We defined the learning network machine `mach` above. The following code defines a new model subtype `WrappedRegressor <: Supervised` with a single field regressor.

In [9]:
@from_network mach begin
    mutable struct CompositeModel
        regressor=ridge_model
    end
end

This defines a consturctor `CompositeModel` and attributes a name to teh different models; the ordering / connection between the nodes is inferred from `y\hat` via the `<= y\hat`.

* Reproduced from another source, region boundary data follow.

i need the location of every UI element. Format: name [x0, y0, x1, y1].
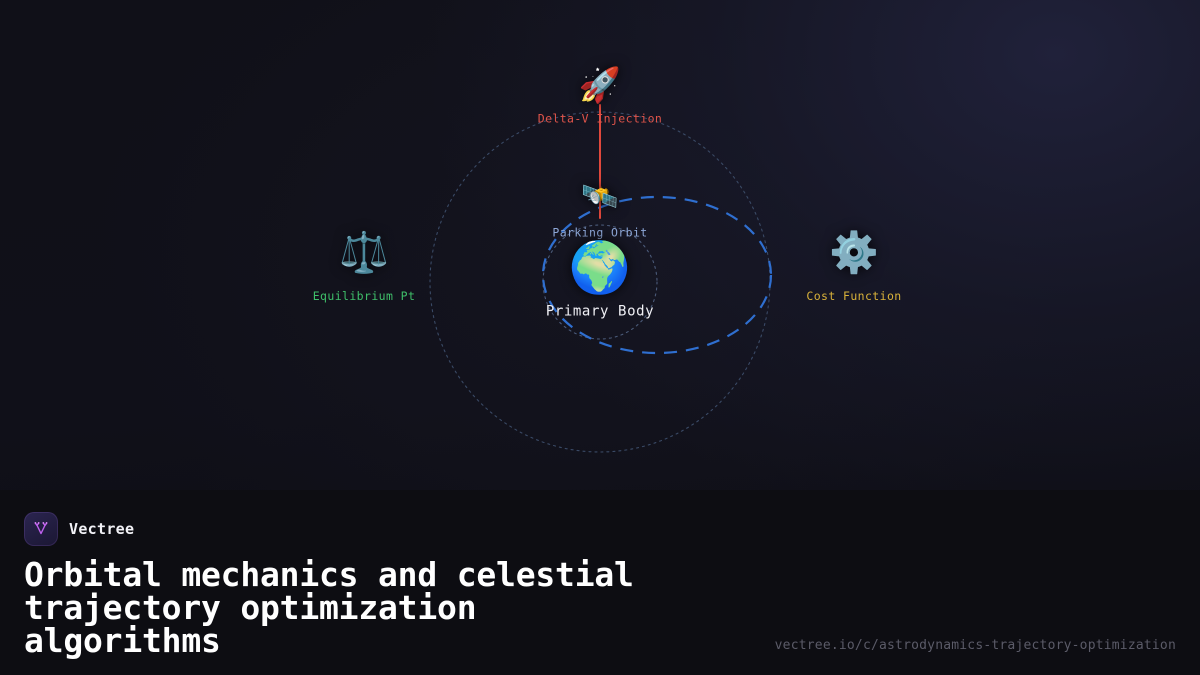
node-label-parking-orbit: Parking Orbit: [552, 226, 647, 240]
node-label-equilibrium-pt: Equilibrium Pt: [313, 289, 416, 303]
rocket-icon: 🚀: [538, 69, 663, 103]
node-parking-orbit[interactable]: 🛰️ Parking Orbit: [552, 183, 647, 240]
brand-name: Vectree: [69, 520, 134, 538]
gear-icon: ⚙️: [806, 233, 901, 273]
balance-scale-icon: ⚖️: [313, 233, 416, 273]
page-title-line-3: algorithms: [24, 624, 744, 657]
node-label-delta-v-injection: Delta-V Injection: [538, 112, 663, 126]
node-label-cost-function: Cost Function: [806, 289, 901, 303]
brand-row: Vectree: [24, 512, 1176, 546]
footer-url[interactable]: vectree.io/c/astrodynamics-trajectory-op…: [775, 638, 1176, 653]
page-title-line-1: Orbital mechanics and celestial: [24, 558, 744, 591]
brand-logo[interactable]: [24, 512, 58, 546]
orbital-diagram: 🚀 Delta-V Injection 🛰️ Parking Orbit 🌍 P…: [0, 0, 1200, 490]
node-equilibrium-pt[interactable]: ⚖️ Equilibrium Pt: [313, 233, 416, 303]
node-delta-v-injection[interactable]: 🚀 Delta-V Injection: [538, 69, 663, 126]
slide-canvas: 🚀 Delta-V Injection 🛰️ Parking Orbit 🌍 P…: [0, 0, 1200, 675]
page-title: Orbital mechanics and celestial trajecto…: [24, 558, 744, 657]
node-cost-function[interactable]: ⚙️ Cost Function: [806, 233, 901, 303]
vectree-v-tree-icon: [31, 519, 51, 539]
node-label-primary-body: Primary Body: [546, 304, 654, 320]
satellite-icon: 🛰️: [552, 183, 647, 213]
node-primary-body[interactable]: 🌍 Primary Body: [546, 243, 654, 320]
footer-bar: Vectree Orbital mechanics and celestial …: [0, 490, 1200, 675]
page-title-line-2: trajectory optimization: [24, 591, 744, 624]
earth-globe-icon: 🌍: [546, 243, 654, 293]
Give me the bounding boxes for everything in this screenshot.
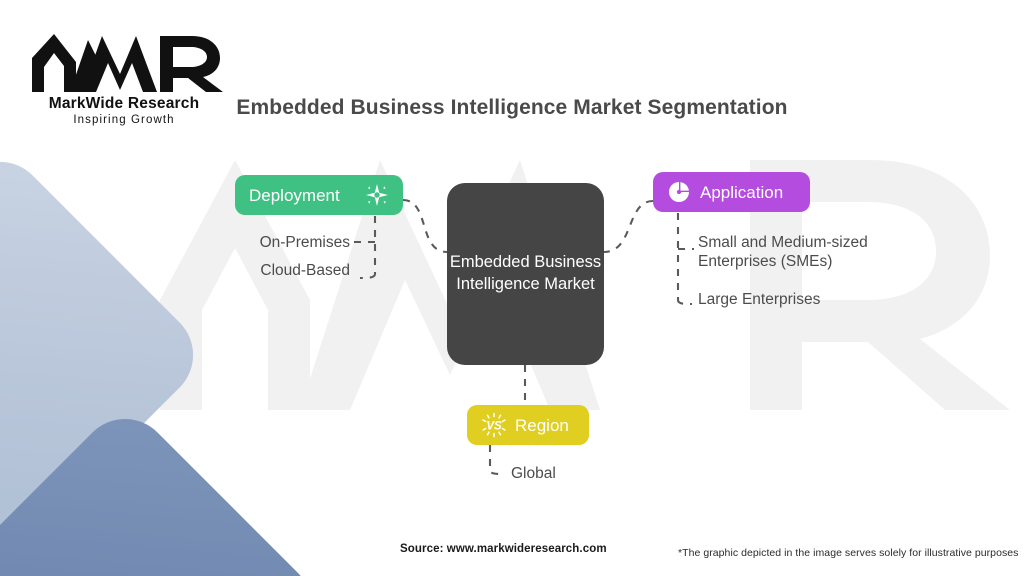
connector-region-global bbox=[490, 445, 504, 474]
source-text: Source: www.markwideresearch.com bbox=[400, 543, 607, 555]
segmentation-diagram: Embedded Business Intelligence Market De… bbox=[0, 0, 1024, 576]
pie-chart-icon bbox=[667, 180, 691, 204]
hub-label: Embedded Business Intelligence Market bbox=[447, 252, 604, 296]
vs-burst-icon: VS bbox=[481, 412, 507, 438]
connector-application-hub bbox=[604, 201, 653, 252]
branch-label-application: Application bbox=[700, 184, 783, 201]
branch-badge-application[interactable]: Application bbox=[653, 172, 810, 212]
connector-application-large bbox=[678, 300, 692, 304]
branch-badge-deployment[interactable]: Deployment bbox=[235, 175, 403, 215]
svg-text:VS: VS bbox=[486, 421, 502, 433]
leaf-large-enterprises: Large Enterprises bbox=[698, 291, 948, 310]
connector-deployment-hub bbox=[403, 200, 447, 252]
leaf-smes-line2: Enterprises (SMEs) bbox=[698, 253, 948, 272]
branch-label-deployment: Deployment bbox=[249, 187, 340, 204]
leaf-smes: Small and Medium-sized Enterprises (SMEs… bbox=[698, 234, 948, 272]
branch-label-region: Region bbox=[515, 417, 569, 434]
leaf-on-premises: On-Premises bbox=[150, 234, 350, 253]
leaf-cloud-based: Cloud-Based bbox=[150, 262, 350, 281]
leaf-global: Global bbox=[511, 465, 711, 484]
disclaimer-text: *The graphic depicted in the image serve… bbox=[678, 547, 1018, 559]
hub-node: Embedded Business Intelligence Market bbox=[447, 183, 604, 365]
sparkle-star-icon bbox=[365, 183, 389, 207]
connector-deployment-cloud bbox=[360, 274, 375, 278]
leaf-smes-line1: Small and Medium-sized bbox=[698, 234, 948, 253]
branch-badge-region[interactable]: VS Region bbox=[467, 405, 589, 445]
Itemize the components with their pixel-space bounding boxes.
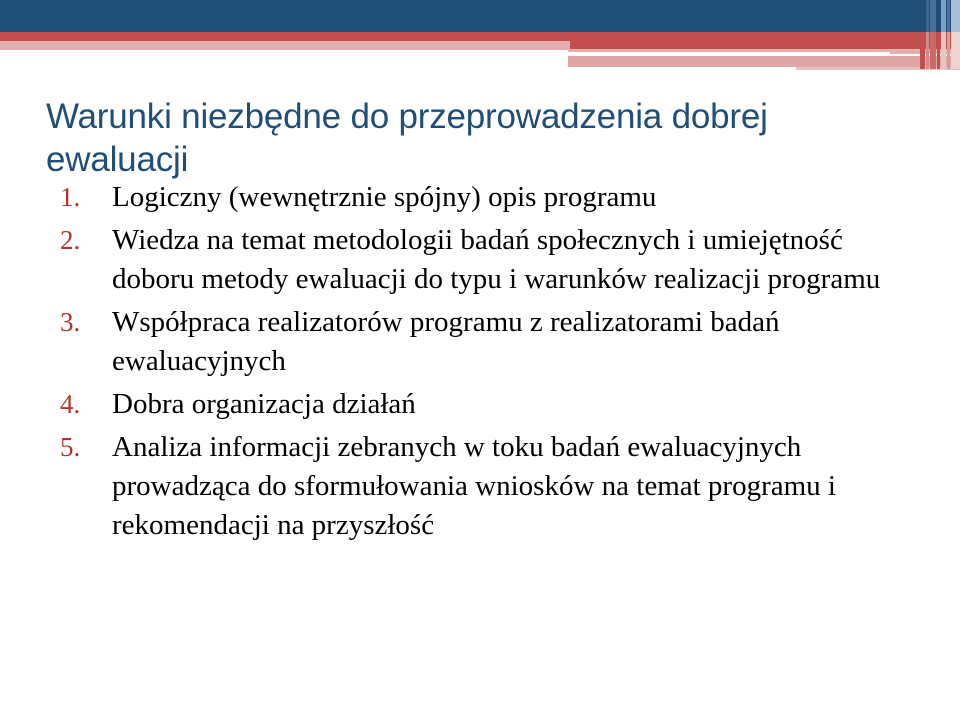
list-item-text: Dobra organizacja działań <box>112 385 916 424</box>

Note: if this were a probabilistic model (e.g. RidgeClassifier) we would have needed to add `is_probabilistic=true` at the end.

In [10]:
cm = machine(CompositeModel(), X, y)
res = evaluate!(cm, resampling=Holdout(fraction_train=0.8, rng=71), measure=rms)
round(res.measurement[1], sigdigits=3)

0.013

## Defining a model from scratch

Instead of using `@from_network`, we can define the model from scratch.

In [11]:
mutable struct CompositeModel2 <: DeterministicComposite
    std_model::Standardizer
    box_model::UnivariateBoxCoxTransformer
    ridge_model::Ridge
end

function MLJ.fit(m::CompositeModel2, verbosity::Int, X, y)
    Xs = source(X)
    ys = source(y)
    W = MLJ.transform(machine(m.std_model, Xs), Xs)
    box = machine(m.box_model, ys)
    z = MLJ.transform(box, ys)
    ẑ = predict(machine(m.ridge_model, W, z), W)
    ŷ = inverse_transform(box, ẑ)
    mach = machine(Deterministic(), Xs, ys; predict=ŷ)
    return!(mach, m, verbosity - 1)
end

mdl = CompositeModel2(Standardizer(), UnivariateBoxCoxTransformer(),
                      Ridge(lambda=0.1))
cm = machine(mdl, X, y)
res = evaluate!(cm, resampling=Holdout(fraction_train=0.8), measure=rms)
round(res.measurement[1], sigdigits=3)

0.0207

We now have a constructor to a model which cane be used as a stand-alone object, tuned and composed as you would with any other model.